Trump will be on Wednesday in Fort Myers (southwest Florida) and next Saturday in Pensacola (northwest), while Obama is expected this Friday in Miami, according to information from the campaigns of Republican and Democratic candidates.
Democratic Senator Bernie Sanders will also visit Florida this week and with the same purposes as Trump and Obama.

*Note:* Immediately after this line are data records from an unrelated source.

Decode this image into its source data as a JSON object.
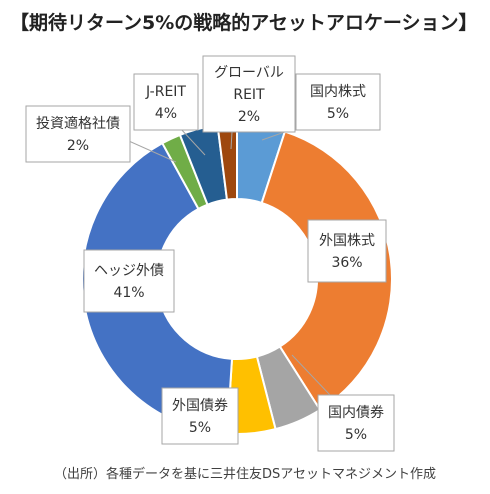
{
  "title": "【期待リターン5%の戦略的アセットアロケーション】",
  "source_note": "（出所）各種データを基に三井住友DSアセットマネジメント作成",
  "chart_data": {
    "type": "pie",
    "variant": "donut",
    "title": "【期待リターン5%の戦略的アセットアロケーション】",
    "unit": "%",
    "slices": [
      {
        "label": "国内株式",
        "value": 5,
        "label_text": "5%",
        "color": "#5b9bd5"
      },
      {
        "label": "外国株式",
        "value": 36,
        "label_text": "36%",
        "color": "#ed7d31"
      },
      {
        "label": "国内債券",
        "value": 5,
        "label_text": "5%",
        "color": "#a5a5a5"
      },
      {
        "label": "外国債券",
        "value": 5,
        "label_text": "5%",
        "color": "#ffc000"
      },
      {
        "label": "ヘッジ外債",
        "value": 41,
        "label_text": "41%",
        "color": "#4472c4"
      },
      {
        "label": "投資適格社債",
        "value": 2,
        "label_text": "2%",
        "color": "#70ad47"
      },
      {
        "label": "J-REIT",
        "value": 4,
        "label_text": "4%",
        "color": "#255e91"
      },
      {
        "label": "グローバルREIT",
        "label_lines": [
          "グローバル",
          "REIT"
        ],
        "value": 2,
        "label_text": "2%",
        "color": "#9e480e"
      }
    ]
  }
}
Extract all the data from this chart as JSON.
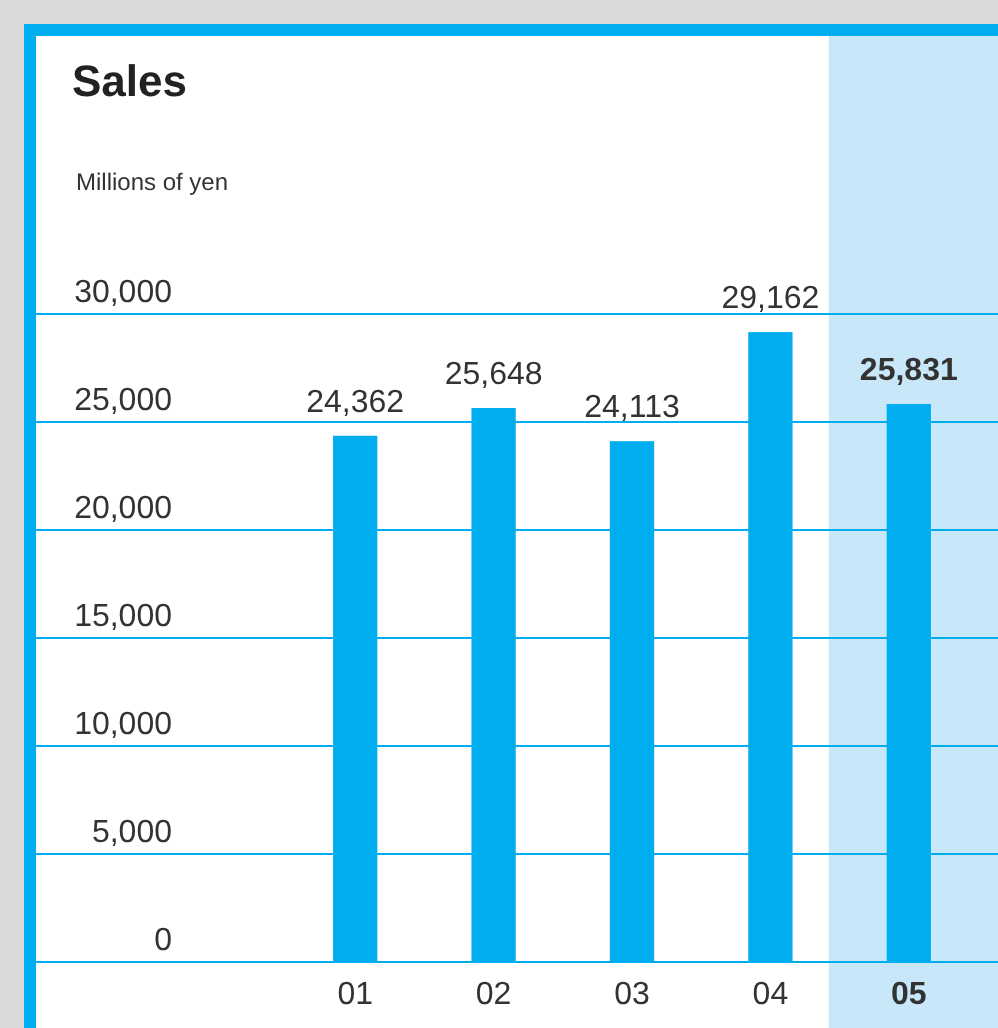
{
  "chart_data": {
    "type": "bar",
    "title": "Sales",
    "subtitle": "Millions of yen",
    "categories": [
      "01",
      "02",
      "03",
      "04",
      "05"
    ],
    "values": [
      24362,
      25648,
      24113,
      29162,
      25831
    ],
    "color": "#00aeef",
    "ylim": [
      0,
      30000
    ],
    "yticks": [
      {
        "value": 0,
        "label": "0"
      },
      {
        "value": 5000,
        "label": "5,000"
      },
      {
        "value": 10000,
        "label": "10,000"
      },
      {
        "value": 15000,
        "label": "15,000"
      },
      {
        "value": 20000,
        "label": "20,000"
      },
      {
        "value": 25000,
        "label": "25,000"
      },
      {
        "value": 30000,
        "label": "30,000"
      }
    ],
    "value_labels": [
      "24,362",
      "25,648",
      "24,113",
      "29,162",
      "25,831"
    ],
    "grid": "y",
    "bands": [
      {
        "axis": "x",
        "from": "05",
        "to": "05",
        "color": "#c8e8f9"
      }
    ]
  }
}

On Wednesday he will appear at rallies in Orlando and Tampa to request a vote for the Democratic Party.
In the absence of a week for the polls, a poll published today sheds light on how the race for governorship and for a position in the federal Senate, the two most important positions that are at stake on November 6 in this state.
According to the survey conducted by the University of Northern Florida (UNF), which has a margin of error of plus / minus 3 points, 49% of likely voters are inclined to Democrat Andrew Gillum for the post of governor, 43% by Republican Ron DeSantis and 7% has not yet decided who.
Discounting the margin of error, it would be three points of advantage for Gillum, mayor of Tallahassee, the Florida capital, and first African-American to compete for the governorship in this state.
Gillum has the support of Obama and Sanders, while DeSantis, a lawyer who fought in Iraq and is presented in electoral propaganda as a “conservative warrior”, with Trump.
The same survey, conducted by telephone from October 23 to October 26 to 1,176 likely voters, shows that the two candidates for the position of Florida senator, the Democrat Bill Nelson, who aspires to be re-elected, and the Republican Rick Scott, current governor of Florida, are still in a technical draw.
47% of voting intentions are for Nelson and 46% for Scott, with the same margin of error of plus / minus three points.
Also in this case there is a 7% undecided.
The survey also shows that 45% of likely voters approve of Trump’s management as president, 51% disapprove and 4% do not know.
“Nearly three million people have already voted (in Florida) and Gillum is clearly leading the race for governor.The senatorial race between Nelson and Scott is matched and the few remaining undecided voters are going to play a pivotal role in the outcome. “says Michael Binder, director of the UNF Public Opinion Research Laboratory.